また、うちのような小さな会社では退職金などは雀の涙程度だということも伝えました。
そしてこうも言いまいした。
「将来豊かな暮らしがしたければそれなりの企業に就職しなさい!」
「自分のやりたいことで飯を食える人間なんてほとんどいません!」
「お給料をしっかり欲しければとにかく勉強と健康な体作りを今から行いなさい!」
「中学校~高校の6年間が本当に大切です!」と・・・
他にも「なんでこの仕事してるんですか?」とか「この仕事って楽しいですか?」とか「車が好きなんですか?」なんて質問も必ず出ましたね。
もちろん全て正直に話しました。
「やりたくてやってるわけではない!」「楽しいことなんて仕事以外でいくらでも作れるから仕事は楽しくなくていい!」「車なんて好きでなくても成立する仕事!」
こんな感じで答えるとみんな「え~」なんて顔をしますね。
でも嘘をついたりきれいごとを並べるのは好きではないので仕方ありません。
それでも必ずこうも言います!
「好きな仕事じゃないけど、楽しいい仕事じゃないけど、間違いなく誰かの役には立っている仕事です!そして社会の為にもなっています!それだけが唯一のモチベーションです!」と・・・
こうして2.5時間にわたる体験授業は今回も無事に終了しました。
毎回こうしたイベントに参加することで改めて自分の仕事について色々と考えさせられたりもします。
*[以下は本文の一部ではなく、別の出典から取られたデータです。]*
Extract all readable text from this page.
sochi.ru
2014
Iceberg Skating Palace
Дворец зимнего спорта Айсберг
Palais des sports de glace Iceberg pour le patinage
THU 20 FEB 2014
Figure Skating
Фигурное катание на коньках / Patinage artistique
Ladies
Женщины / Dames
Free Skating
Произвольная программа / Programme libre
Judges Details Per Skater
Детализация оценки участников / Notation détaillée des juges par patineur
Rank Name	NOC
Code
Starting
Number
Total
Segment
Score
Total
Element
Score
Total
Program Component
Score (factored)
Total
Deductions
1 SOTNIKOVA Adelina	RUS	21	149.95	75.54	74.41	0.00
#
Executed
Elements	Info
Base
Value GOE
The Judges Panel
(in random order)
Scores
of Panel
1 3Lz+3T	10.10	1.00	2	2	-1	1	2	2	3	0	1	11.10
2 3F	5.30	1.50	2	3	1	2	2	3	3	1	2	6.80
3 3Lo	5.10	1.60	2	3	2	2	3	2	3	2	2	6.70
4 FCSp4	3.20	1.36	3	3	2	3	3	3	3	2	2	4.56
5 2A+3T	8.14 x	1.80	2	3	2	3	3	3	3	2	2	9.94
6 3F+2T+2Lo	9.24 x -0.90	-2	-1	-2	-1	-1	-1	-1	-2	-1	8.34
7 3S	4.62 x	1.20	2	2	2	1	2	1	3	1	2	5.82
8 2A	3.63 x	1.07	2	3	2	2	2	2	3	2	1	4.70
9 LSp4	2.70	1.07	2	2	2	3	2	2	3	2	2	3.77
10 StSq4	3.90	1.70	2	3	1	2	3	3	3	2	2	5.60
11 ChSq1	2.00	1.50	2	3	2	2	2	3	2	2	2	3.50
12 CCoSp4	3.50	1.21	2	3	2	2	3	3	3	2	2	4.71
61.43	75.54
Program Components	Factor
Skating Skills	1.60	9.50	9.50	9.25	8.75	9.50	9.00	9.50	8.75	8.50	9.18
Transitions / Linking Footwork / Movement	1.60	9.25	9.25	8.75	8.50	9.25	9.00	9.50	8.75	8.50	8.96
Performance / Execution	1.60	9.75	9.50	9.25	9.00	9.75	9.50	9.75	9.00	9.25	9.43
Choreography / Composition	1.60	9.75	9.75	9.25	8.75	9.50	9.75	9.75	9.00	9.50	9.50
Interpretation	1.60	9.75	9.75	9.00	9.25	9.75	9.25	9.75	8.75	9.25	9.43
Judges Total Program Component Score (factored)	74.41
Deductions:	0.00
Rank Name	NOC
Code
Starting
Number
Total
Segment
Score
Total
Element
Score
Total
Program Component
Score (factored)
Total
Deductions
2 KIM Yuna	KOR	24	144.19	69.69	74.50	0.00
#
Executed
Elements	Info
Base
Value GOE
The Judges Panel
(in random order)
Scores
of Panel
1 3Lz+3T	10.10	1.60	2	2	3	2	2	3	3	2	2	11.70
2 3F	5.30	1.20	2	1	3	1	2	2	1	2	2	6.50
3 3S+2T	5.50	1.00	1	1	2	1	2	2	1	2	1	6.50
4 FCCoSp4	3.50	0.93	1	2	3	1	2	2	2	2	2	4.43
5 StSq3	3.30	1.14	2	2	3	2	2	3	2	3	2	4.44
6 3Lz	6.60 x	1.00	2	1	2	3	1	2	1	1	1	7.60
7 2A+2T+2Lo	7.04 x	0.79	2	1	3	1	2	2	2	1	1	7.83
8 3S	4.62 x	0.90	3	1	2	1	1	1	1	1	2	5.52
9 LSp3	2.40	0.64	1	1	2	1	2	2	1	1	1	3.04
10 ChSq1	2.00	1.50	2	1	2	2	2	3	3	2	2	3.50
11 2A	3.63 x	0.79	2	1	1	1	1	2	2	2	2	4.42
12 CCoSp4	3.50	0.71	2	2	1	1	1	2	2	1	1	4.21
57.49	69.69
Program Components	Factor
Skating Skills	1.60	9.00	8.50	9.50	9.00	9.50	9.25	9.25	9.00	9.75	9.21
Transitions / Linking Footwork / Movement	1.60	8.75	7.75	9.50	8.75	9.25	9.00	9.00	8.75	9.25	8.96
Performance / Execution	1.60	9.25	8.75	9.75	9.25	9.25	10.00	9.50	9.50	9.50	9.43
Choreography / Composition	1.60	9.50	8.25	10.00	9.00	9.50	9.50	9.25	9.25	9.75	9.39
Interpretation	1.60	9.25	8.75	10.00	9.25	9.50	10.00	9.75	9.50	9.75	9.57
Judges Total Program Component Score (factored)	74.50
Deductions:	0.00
また、これからの日本を背負う若い子達に少しでも真面目に働くというきっかけが与えられたらうれしいですね。
ところで先日、父と母にこんな活動をしてると話したら意外な答えが返ってきました。
「あんたは学校の先生に向いてないよきっと」「今の職業が天職じゃないかい」と・・・
色々と考えさせられます。本当に。